Dès les années 1870, les fabricants lyonnais de soieries qui veulent devenir également usiniers, investissent dans des territoires vierges de tissages, afin d’éviter la concurrence à l’embauche puis le débauchage de leur personnel. Des centres et des bourgs industriels tels que Voiron , Moirans ou Rives semblent alors saturés : l’abondance d’usines favorise les revendications salariales ouvrières et déclenche une lutte acharnée pour le recrutement du personnel. Ainsi, les cantons de Virieu, Saint-Etienne-de-Saint-Geoirs , Vinay , La Côte-Saint-André, La Verpillière, souvent très ruraux, voient pousser au début du XXe siècle, de petits tissages de soieries. Ici, le recrutement repose sur une main d’œuvre locale 3458 . Au début des années 1870, les Girodon , locataires d’une usine à Renage , dans un château, décident de délocaliser leur production : Alfred Girodon et ses fils arrêtent leur choix sur Saint-Siméon-de-Bressieux , un gros village de deux mille âmes environ, à l’écart des précédents centres industriels, où ils ne subiront pas la concurrence de Montessuy & Chomer par exemple. En effet, la population active du canton de Saint-Etienne-de-Geoirs, où se trouve leur nouvelle usine, était au milieu du siècle, à 96% composée d’agriculteurs 3459 . Le petit moulinage Joly, à Saint-Geoirs ne peut pas leur faire de l’ombre ou entraver la bonne marche de leur établissement.

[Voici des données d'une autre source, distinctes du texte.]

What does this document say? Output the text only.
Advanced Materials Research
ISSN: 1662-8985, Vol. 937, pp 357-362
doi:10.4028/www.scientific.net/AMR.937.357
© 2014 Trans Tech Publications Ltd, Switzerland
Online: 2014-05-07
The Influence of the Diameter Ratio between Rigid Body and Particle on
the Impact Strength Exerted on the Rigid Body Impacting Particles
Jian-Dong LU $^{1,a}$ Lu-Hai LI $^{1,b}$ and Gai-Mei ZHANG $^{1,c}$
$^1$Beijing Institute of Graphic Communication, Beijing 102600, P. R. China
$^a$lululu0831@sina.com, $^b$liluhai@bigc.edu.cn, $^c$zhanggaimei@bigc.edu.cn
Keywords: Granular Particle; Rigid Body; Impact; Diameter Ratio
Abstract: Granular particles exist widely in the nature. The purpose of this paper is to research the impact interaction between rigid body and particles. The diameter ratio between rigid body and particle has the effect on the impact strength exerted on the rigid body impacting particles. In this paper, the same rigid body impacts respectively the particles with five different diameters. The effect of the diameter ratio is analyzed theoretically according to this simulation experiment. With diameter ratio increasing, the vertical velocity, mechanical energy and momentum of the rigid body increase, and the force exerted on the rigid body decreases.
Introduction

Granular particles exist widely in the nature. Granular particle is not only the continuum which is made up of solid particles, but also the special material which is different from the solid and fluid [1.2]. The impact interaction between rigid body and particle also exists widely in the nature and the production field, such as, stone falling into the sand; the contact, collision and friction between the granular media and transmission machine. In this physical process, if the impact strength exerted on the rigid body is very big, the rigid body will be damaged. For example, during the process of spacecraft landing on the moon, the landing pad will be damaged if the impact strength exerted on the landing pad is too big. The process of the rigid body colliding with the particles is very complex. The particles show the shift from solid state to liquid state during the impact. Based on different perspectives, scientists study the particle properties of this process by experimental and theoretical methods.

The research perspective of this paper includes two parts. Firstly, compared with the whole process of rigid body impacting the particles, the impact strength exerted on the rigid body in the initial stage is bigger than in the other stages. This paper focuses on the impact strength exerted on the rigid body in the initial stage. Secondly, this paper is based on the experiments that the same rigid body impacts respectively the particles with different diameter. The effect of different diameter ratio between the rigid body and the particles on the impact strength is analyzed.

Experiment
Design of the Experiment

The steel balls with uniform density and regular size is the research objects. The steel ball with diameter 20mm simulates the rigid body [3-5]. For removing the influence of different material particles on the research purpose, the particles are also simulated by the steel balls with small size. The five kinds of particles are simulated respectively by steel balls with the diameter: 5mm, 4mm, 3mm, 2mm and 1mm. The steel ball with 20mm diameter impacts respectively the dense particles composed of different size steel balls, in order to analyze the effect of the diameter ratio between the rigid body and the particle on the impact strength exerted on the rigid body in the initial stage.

Au début du XXe siècle, les tissages du Bas-Dauphiné ont des bassins de recrutement étalés sur une grande partie du Sud-est de la France, tout au moins pour les établissements les plus importants 3460 . Ainsi, les usines situées à Pont-de-Beauvoisin font appel à des jeunes filles de la Maurienne et de la Tarentaise, souvent confinées dans les dortoirs pendant de longs mois avant de pouvoir rentrer au pays. Les vastes tissages de Voiron et des environs n’hésitent pas à s’adresser à des filles venant du Vivarais 3461 . Mais en l’absence d’archives d’entreprises ou de statistiques publiques, il est difficile d’évaluer leur proportion dans les ateliers. Dans les tissages ruraux, on utilise essentiellement les autochtones.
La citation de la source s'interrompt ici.